You have half forgotten many a famous scene that you travelled far

to look upon. You cannot clearly recall the sublime peak of Mont

Blanc, the roaring curve of Niagara, the vast dome of St. Peter's.

The music of Patti's crystalline voice has left no distinct echo in

your remembrance, and the blossoming of the century-plant is dimmer

than the shadow of a dream. But there is a nameless valley among

the hills where you can still trace every curve of the stream, and

see the foam-bells floating on the pool below the bridge, and the

long moss wavering in the current. There is a rustic song of a

girl passing through the fields at sunset, that still repeats its

far-off cadence in your listening ears. There is a small flower

trembling on its stem in some hidden nook beneath the open sky,

that never withers through all the changing years; the wind passes

over it, but it is not gone--it abides forever in your soul, an

amaranthine blossom of beauty and truth.



White heather is not an easy flower to find. You may look for it

among the highlands for a day without success. And when it is

discovered, there is little outward charm to commend it. It lacks

the grace of the dainty bells that hang so abundantly from the

Erica Tetralix, and the pink glow of the innumerable blossoms of

the common heather. But then it is a symbol. It is the Scotch

Edelweiss. It means sincere affection, and unselfish love, and

tender wishes as pure as prayers. I shall always remember the

evening when I found the white heather on the moorland above Glen

Ericht. Or, rather, it was not I that found it (for I have little

luck in the discovery of good omens, and have never plucked a four-

leaved clover in my life), but my companion, the gentle Mistress of

the Glen, whose hair was as white as the tiny blossoms, and yet

whose eyes were far quicker than mine to see and name every flower

that bloomed in those lofty, widespread fields.

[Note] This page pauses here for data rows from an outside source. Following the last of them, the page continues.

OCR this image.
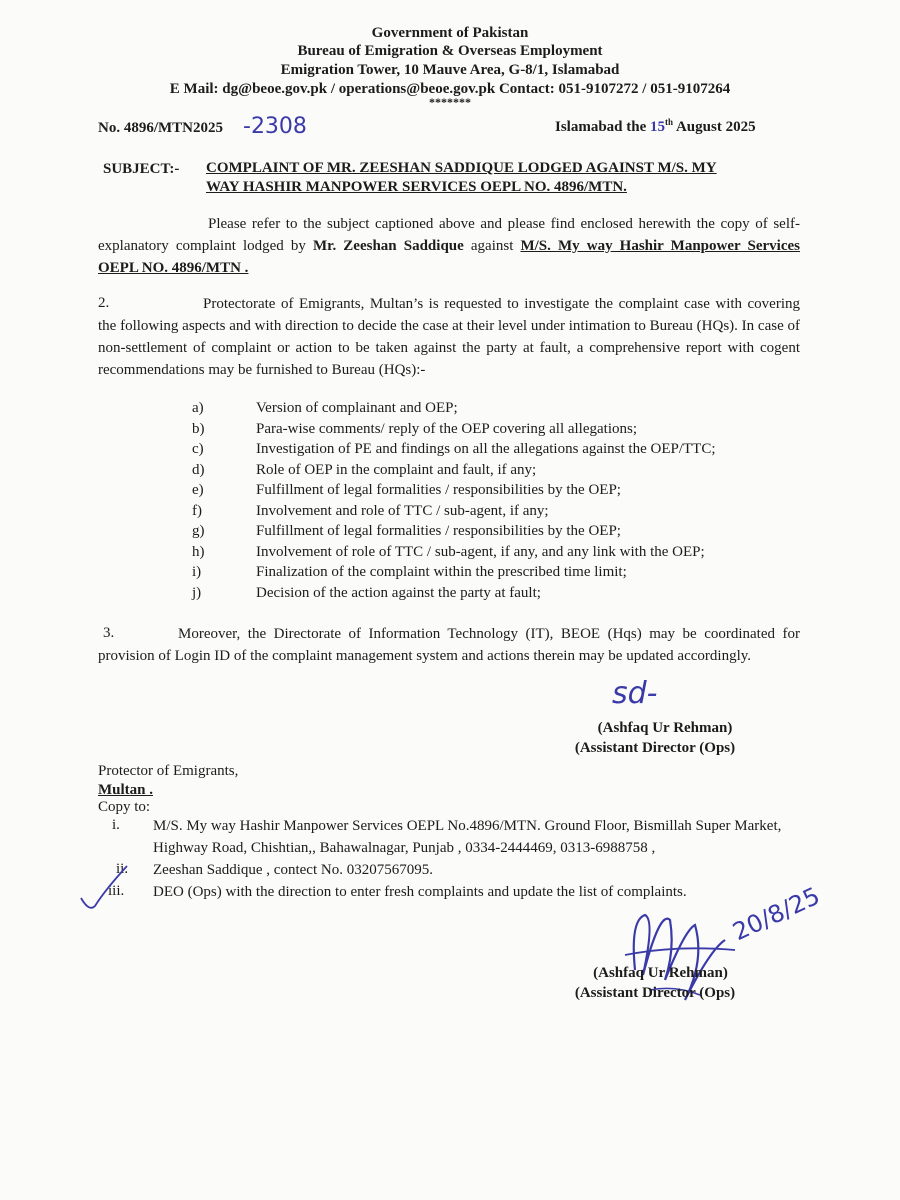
Government of Pakistan
Bureau of Emigration & Overseas Employment
Emigration Tower, 10 Mauve Area, G-8/1, Islamabad
E Mail: dg@beoe.gov.pk / operations@beoe.gov.pk Contact: 051-9107272 / 051-9107264
*******
No. 4896/MTN2025 -2308	Islamabad the 15th August 2025
SUBJECT:- COMPLAINT OF MR. ZEESHAN SADDIQUE LODGED AGAINST M/S. MY
WAY HASHIR MANPOWER SERVICES OEPL NO. 4896/MTN.
Please refer to the subject captioned above and please find enclosed herewith the copy of self-explanatory complaint lodged by Mr. Zeeshan Saddique against M/S. My way Hashir Manpower Services OEPL NO. 4896/MTN .
2.	Protectorate of Emigrants, Multan’s is requested to investigate the complaint case with covering the following aspects and with direction to decide the case at their level under intimation to Bureau (HQs). In case of non-settlement of complaint or action to be taken against the party at fault, a comprehensive report with cogent recommendations may be furnished to Bureau (HQs):-
a)	Version of complainant and OEP;
b)	Para-wise comments/ reply of the OEP covering all allegations;
c)	Investigation of PE and findings on all the allegations against the OEP/TTC;
d)	Role of OEP in the complaint and fault, if any;
e)	Fulfillment of legal formalities / responsibilities by the OEP;
f)	Involvement and role of TTC / sub-agent, if any;
g)	Fulfillment of legal formalities / responsibilities by the OEP;
h)	Involvement of role of TTC / sub-agent, if any, and any link with the OEP;
i)	Finalization of the complaint within the prescribed time limit;
j)	Decision of the action against the party at fault;
3.	Moreover, the Directorate of Information Technology (IT), BEOE (Hqs) may be coordinated for provision of Login ID of the complaint management system and actions therein may be updated accordingly.
sd-
(Ashfaq Ur Rehman)
(Assistant Director (Ops)
Protector of Emigrants,
Multan .
Copy to:
i.	M/S. My way Hashir Manpower Services OEPL No.4896/MTN. Ground Floor, Bismillah Super Market, Highway Road, Chishtian,, Bahawalnagar, Punjab , 0334-2444469, 0313-6988758 ,
ii.	Zeeshan Saddique , contect No. 03207567095.
iii.	DEO (Ops) with the direction to enter fresh complaints and update the list of complaints.	20/8/25
(Ashfaq Ur Rehman)
(Assistant Director (Ops)
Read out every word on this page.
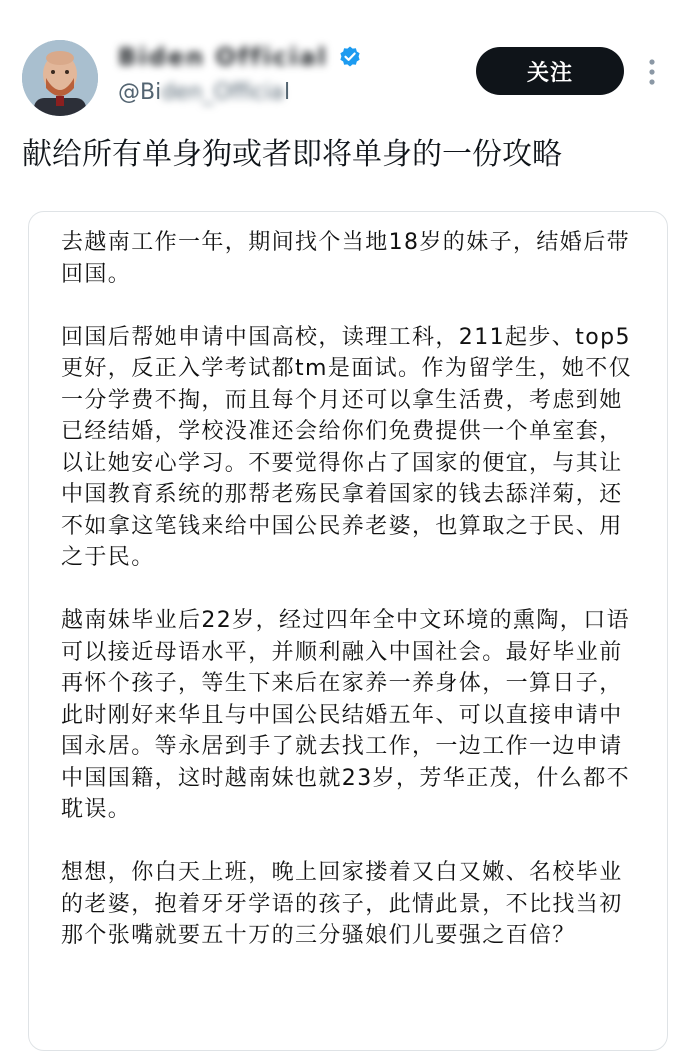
Biden Official
@Biden_Official
关注
献给所有单身狗或者即将单身的一份攻略

去越南工作一年，期间找个当地18岁的妹子，结婚后带回国。

回国后帮她申请中国高校，读理工科，211起步、top5更好，反正入学考试都tm是面试。作为留学生，她不仅一分学费不掏，而且每个月还可以拿生活费，考虑到她已经结婚，学校没准还会给你们免费提供一个单室套，以让她安心学习。不要觉得你占了国家的便宜，与其让中国教育系统的那帮老殇民拿着国家的钱去舔洋菊，还不如拿这笔钱来给中国公民养老婆，也算取之于民、用之于民。

越南妹毕业后22岁，经过四年全中文环境的熏陶，口语可以接近母语水平，并顺利融入中国社会。最好毕业前再怀个孩子，等生下来后在家养一养身体，一算日子，此时刚好来华且与中国公民结婚五年、可以直接申请中国永居。等永居到手了就去找工作，一边工作一边申请中国国籍，这时越南妹也就23岁，芳华正茂，什么都不耽误。

想想，你白天上班，晚上回家搂着又白又嫩、名校毕业的老婆，抱着牙牙学语的孩子，此情此景，不比找当初那个张嘴就要五十万的三分骚娘们儿要强之百倍？
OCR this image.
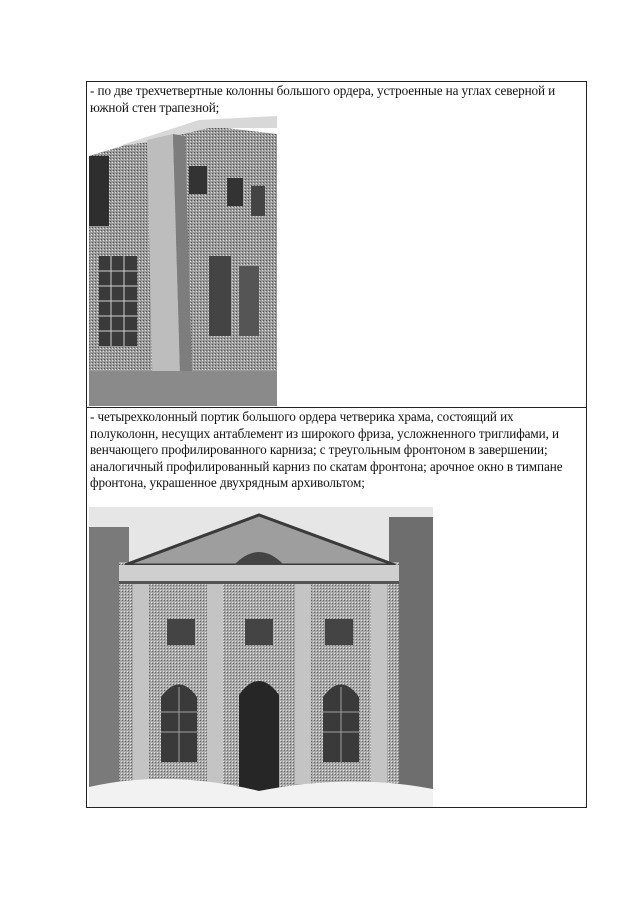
- по две трехчетвертные колонны большого ордера, устроенные на углах северной и южной стен трапезной;
- четырехколонный портик большого ордера четверика храма, состоящий их полуколонн, несущих антаблемент из широкого фриза, усложненного триглифами, и венчающего профилированного карниза; с треугольным фронтоном в завершении; аналогичный профилированный карниз по скатам фронтона; арочное окно в тимпане фронтона, украшенное двухрядным архивольтом;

Ericht Water is formed by the marriage of two streams, one flowing

out of Strath Ardle and the other descending from Cairn Gowar

through the long, lonely Pass of Glenshee. The Ericht begins at

the bridge of Cally, and its placid, beautiful glen, unmarred by

railway or factory, reaches almost down to Blairgowrie. On the

southern bank, but far above the water, runs the high road to

Braemar and the Linn of Dee. On the other side of the river,

nestling among the trees, is the low white manor-house,





"An ancient home of peace."





It is a place where one who had been wearied and perchance sore

wounded in the battle of life might well desire to be carried, as

Arthur to the island valley of Avilion, for rest and healing.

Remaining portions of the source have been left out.